Le Cirque du Soleil s'est joint, hier, aux opposants d'une loi jugée discriminatoire à l'endroit des personnes transgenres en annulant tous ses spectacles prévus en Caroline-du-Nord, une première pour l'entreprise. Cette décision « très, très difficile financièrement » était nécessaire pour dénoncer cette « atteinte aux droits humains fondamentaux », soutient le PDG du Cirque du Soleil, Daniel Lamarre.

La loi « HB2 », adoptée le mois dernier par la Caroline-du-Nord, oblige les transgenres à utiliser les toilettes correspondant à leur sexe biologique à la naissance dans certains lieux publics. Cette loi controversée a provoqué un torrent de protestations de la part d'artistes, d'entreprises et de groupes de défense des droits LGBT. Mardi, le gouverneur républicain Pat McCrory a partiellement reculé quand le géant bancaire Deutsche Bank a renoncé à embaucher 250 travailleurs comme prévu. La loi s'applique aux écoles et aux bâtiments administratifs de l'État. Toutefois, les entreprises privées sont libres de l'appliquer.

Cette loi est « inacceptable », tranche Daniel Lamarre, en entrevue avec La Presse. « Cette loi est rétrograde et, surtout, exerce un recul sur les lois fondamentales que nous avons en Amérique du Nord. Comme Nord-Américains, on s'est toujours vantés d'être un exemple pour le reste du monde. Soudainement, qu'un État comme ça, de façon très rétrograde, fasse de la discrimination à un groupe important de notre société, c'était inacceptable. Il fallait démonter notre désaccord », affirme-t-il, de passage à New York pour assister au spectacle Paramour ce soir.

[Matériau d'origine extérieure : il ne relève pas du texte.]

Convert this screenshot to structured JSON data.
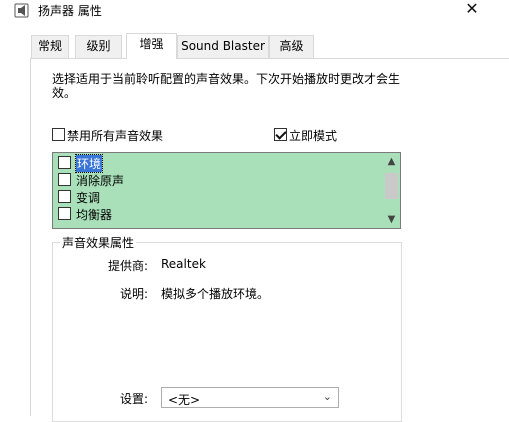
{
  "window": {
    "title": "扬声器 属性",
    "close_glyph": "✕"
  },
  "tabs": [
    {
      "label": "常规",
      "active": false
    },
    {
      "label": "级别",
      "active": false
    },
    {
      "label": "增强",
      "active": true
    },
    {
      "label": "Sound Blaster",
      "active": false
    },
    {
      "label": "高级",
      "active": false
    }
  ],
  "enhance": {
    "description": "选择适用于当前聆听配置的声音效果。下次开始播放时更改才会生效。",
    "disable_all": {
      "label": "禁用所有声音效果",
      "checked": false
    },
    "immediate_mode": {
      "label": "立即模式",
      "checked": true
    },
    "effects": [
      {
        "label": "环境",
        "checked": false,
        "selected": true
      },
      {
        "label": "消除原声",
        "checked": false,
        "selected": false
      },
      {
        "label": "变调",
        "checked": false,
        "selected": false
      },
      {
        "label": "均衡器",
        "checked": false,
        "selected": false
      }
    ],
    "effects_list_bg": "#a9e0ba",
    "properties": {
      "group_title": "声音效果属性",
      "provider_label": "提供商:",
      "provider_value": "Realtek",
      "description_label": "说明:",
      "description_value": "模拟多个播放环境。",
      "settings_label": "设置:",
      "settings_value": "<无>"
    }
  }
}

Les représentations du spectacle OVO du Cirque du Soleil prévues à Greensboro et à Charlotte, ce mois-ci et en juillet prochain, ont été annulées par l'entreprise, de même que celles de TORUK - Avatar dans la capitale Raleigh en juin. Les membres du comité exécutif ont pris cette décision de façon unanime. Les nouveaux propriétaires majoritaires du Cirque du Soleil, la firme américaine TPG Capital et la firme chinoise Fosun Capital Group, ont appuyé la décision, soutient Daniel Lamarre.

UNE ENTREPRISE « APOLITIQUE »

Le président et chef de la direction du Cirque du Soleil se défend d'avoir fait un geste politique en annulant ces spectacles. « Nous sommes une entreprise apolitique », répète-t-il. C'est la première fois que l'entreprise fondée par Guy Laliberté annule des représentations pour cette raison. Pourtant, le Cirque du Soleil a présenté ces dernières années des spectacles dans plusieurs pays critiqués pour leur non-respect des droits de l'homme, comme la Russie et le Kazakhstan, et prévoit très bientôt créer un spectacle permanent en Chine.

La présence du Cirque du Soleil dans des pays autoritaires n'est pas contradictoire avec son opposition à la loi HB2 de la Caroline-du-Nord, selon Daniel Lamarre.

« On va continuer à aller dans beaucoup de pays dans le monde, et on n'est pas nécessairement en accord avec toutes les lois de ces pays. On espère que notre présence va contribuer aux changements », a-t-il déclaré. 

C'est cette notion de « recul important » des droits fondamentaux en Amérique du Nord qui a poussé l'entreprise à agir, martèle Daniel Lamarre. « On veut agir comme un agent de changement. La façon d'agir ainsi, c'est d'aller partout à travers le monde, et on espère contribuer à améliorer les droits humains. Et dans [le cas de la Caroline-du-Nord], on ne pouvait pas agir comme agent de changement parce que c'est un recul dans les droits fondamentaux. »

L'annulation de ces spectacles fera perdre « quelques millions » de dollars à l'entreprise, selon Daniel Lamarre, sans préciser le montant exact. « C'est une décision très, très difficile financièrement. Mais on est prêts à vivre avec les conséquences financières. D'avoir eu l'appui de nos principaux propriétaires, c'est très rassurant », soutient-il.

Daniel Lamarre salue la mobilisation de la communauté artistique dans ce front d'opposition à la loi anti-LGBT de la Caroline-du-Nord. « Je ne pense pas que le Cirque du Soleil, seul, va faire changer un gouvernement. Nous ne sommes pas les seuls. Toute la communauté artistique est en train de se regrouper pour tenter de mobilier les gens. Je suis très modeste », dit-il.